Running Beside a Train
Running Beside a Train
I have always believed that the smallest journeys often leave us with the most lasting memories. A train missed, a conversation overheard, a chance encounter on a platform — such things linger long after the grand adventures are forgotten.
This is a little tale about a boy, fifteen years old at the time, who set out one morning to visit a friend in Moratuwa. Nothing extraordinary was meant to happen, but on the crowded platform at Maradana he found himself running beside a moving train, urged on by a smiling guard. What followed was not so much about catching a train as it was about learning when to let one go.
Itwas still early when Denzil stepped off at Kelaniya, the sun just beginning to gild the corrugated iron roof of the station. He had left home with a simple plan — reach Moratuwa before ten, spend the whole day with Ajit, his closest friend, and return with enough stories to last another week.
By the time he reached Maradana, the city was fully awake. The platform had become a restless tide of travellers — men in pressed office pants rubbing shoulders with others in crumpled sarongs, women bent under the weight of their market bags, children darting between legs like fish in a crowded stream, and old men and women moving steadily but with the quiet dignity of trees weathering a storm.
The trains arrived with long metallic sighs, as if they too were weary of this daily ritual. From the tea stall came the hiss of boiling milk and the fragrance of cardamom, almost lost beneath the shouts of coolies competing for luggage and passengers. Above all this, a loudspeaker crackled into life, its announcement so garbled it could have been in Sanskrit or Pali — or perhaps a private joke played on commuters. Only one phrase reached Denzil’s ears clearly:
“Train to Panadura leaving now!”
He knew at once it would be from platform number four. He darted up the staircase, pushing through the throng, the wooden steps echoing under his hurried Bata shoes. From the top he could already see the train pulling away, carriages swaying gently like reluctant dancers.
“Wait!” Denzil shouted, though he knew trains did not wait for schoolboys in khaki shorts.
For a moment, the world seemed to pause — the platform noise dimmed, the clatter of feet softened, and all he could hear was the steady rhythm of his own breath and the iron wheels gathering speed.
Then the guard at the rear cabin, a neat figure in spotless white, spotted him at once. Waving his green flag, he called out cheerfully, “Come on, boy! Run! You can make it!”
And so Denzil ran, his long legs keeping pace with the accelerating carriages. His satchel bounced against his side, his shirt sticking to his back.
“That’s it! Faster!” the guard encouraged, leaning dangerously far from his compartment. “Jump in — I’ll catch your hand!”
For a few moments it seemed possible — the guard’s arm stretched out, his voice urging, “Just one more stride!”
But in that instant, another voice rose inside Denzil’s head. What if I miss? What if I fall under the wheels?

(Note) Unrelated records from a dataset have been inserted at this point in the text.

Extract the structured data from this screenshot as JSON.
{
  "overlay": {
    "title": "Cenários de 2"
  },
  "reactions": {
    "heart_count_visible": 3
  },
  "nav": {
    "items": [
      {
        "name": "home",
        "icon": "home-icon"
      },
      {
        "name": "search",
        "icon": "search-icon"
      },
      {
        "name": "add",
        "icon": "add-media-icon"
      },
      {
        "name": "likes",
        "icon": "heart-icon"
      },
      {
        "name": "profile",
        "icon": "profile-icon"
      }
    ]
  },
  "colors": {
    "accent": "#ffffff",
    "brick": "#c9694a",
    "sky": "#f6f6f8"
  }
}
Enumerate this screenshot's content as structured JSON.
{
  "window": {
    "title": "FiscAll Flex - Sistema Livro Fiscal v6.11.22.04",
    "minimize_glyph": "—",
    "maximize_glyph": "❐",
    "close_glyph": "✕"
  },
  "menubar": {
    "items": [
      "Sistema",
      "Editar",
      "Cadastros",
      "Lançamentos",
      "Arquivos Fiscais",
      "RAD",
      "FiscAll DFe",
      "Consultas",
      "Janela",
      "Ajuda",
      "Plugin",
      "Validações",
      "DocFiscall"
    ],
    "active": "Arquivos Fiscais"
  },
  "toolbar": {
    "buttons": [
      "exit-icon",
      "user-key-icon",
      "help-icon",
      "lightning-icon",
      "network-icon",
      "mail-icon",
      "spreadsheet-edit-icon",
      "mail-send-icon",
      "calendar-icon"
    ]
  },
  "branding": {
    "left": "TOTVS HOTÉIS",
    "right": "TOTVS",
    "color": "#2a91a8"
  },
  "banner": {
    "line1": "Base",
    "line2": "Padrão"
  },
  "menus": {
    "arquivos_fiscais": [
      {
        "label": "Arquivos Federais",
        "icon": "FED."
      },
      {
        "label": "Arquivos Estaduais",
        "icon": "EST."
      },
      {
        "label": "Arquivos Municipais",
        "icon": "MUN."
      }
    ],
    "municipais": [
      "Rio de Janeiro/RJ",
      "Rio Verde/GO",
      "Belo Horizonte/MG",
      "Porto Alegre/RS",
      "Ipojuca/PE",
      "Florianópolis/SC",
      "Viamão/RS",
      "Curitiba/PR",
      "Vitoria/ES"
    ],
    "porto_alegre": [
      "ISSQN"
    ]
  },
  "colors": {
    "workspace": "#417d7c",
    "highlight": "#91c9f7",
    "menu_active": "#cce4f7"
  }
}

What if my shoe slips into the gap?
He slowed, then stopped altogether, letting the carriages slide away. The guard looked back, disappointment on his face. “You nearly had it!” he shouted, shaking his head with a smile, before vanishing around the curve of the track.
Denzil sat on a bench, panting, watching the pigeons pick at biscuit crumbs on the platform. Ten minutes later another train bound for Panadura arrived — slower, almost lazy in its approach. He climbed aboard without a scramble, found a seat by the window, and let the warm breeze wash over him.
As the train gathered pace past Wellawatte, he heard a familiar voice. The guard, the very same man in white, was strolling through the carriage with his flag tucked neatly under his arm. He stopped beside Denzil, his eyes twinkling.
“So, you made it after all!” he said with a grin. “I changed trains at Fort — and here you are, safe and sound.”
Denzil grinned back, a little shyly. “I thought I could do it… but then I imagined falling. I didn’t want my mother to hear that her fifteen-year-old son had been run over trying to be clever.”
The guard chuckled, patting him lightly on the shoulder. “Better to miss a train than break your neck for one. Good sense, lad. And remember — there will always be another train. On the platform, and in life.”
He moved on, and Denzil leaned back in his seat, the words echoing gently inside him.
As the train rattled on toward Moratuwa, Denzil realised that sometimes the bravest choice was not to leap, but to wait.
For in life, as on the railway, a missed train is rarely the last one.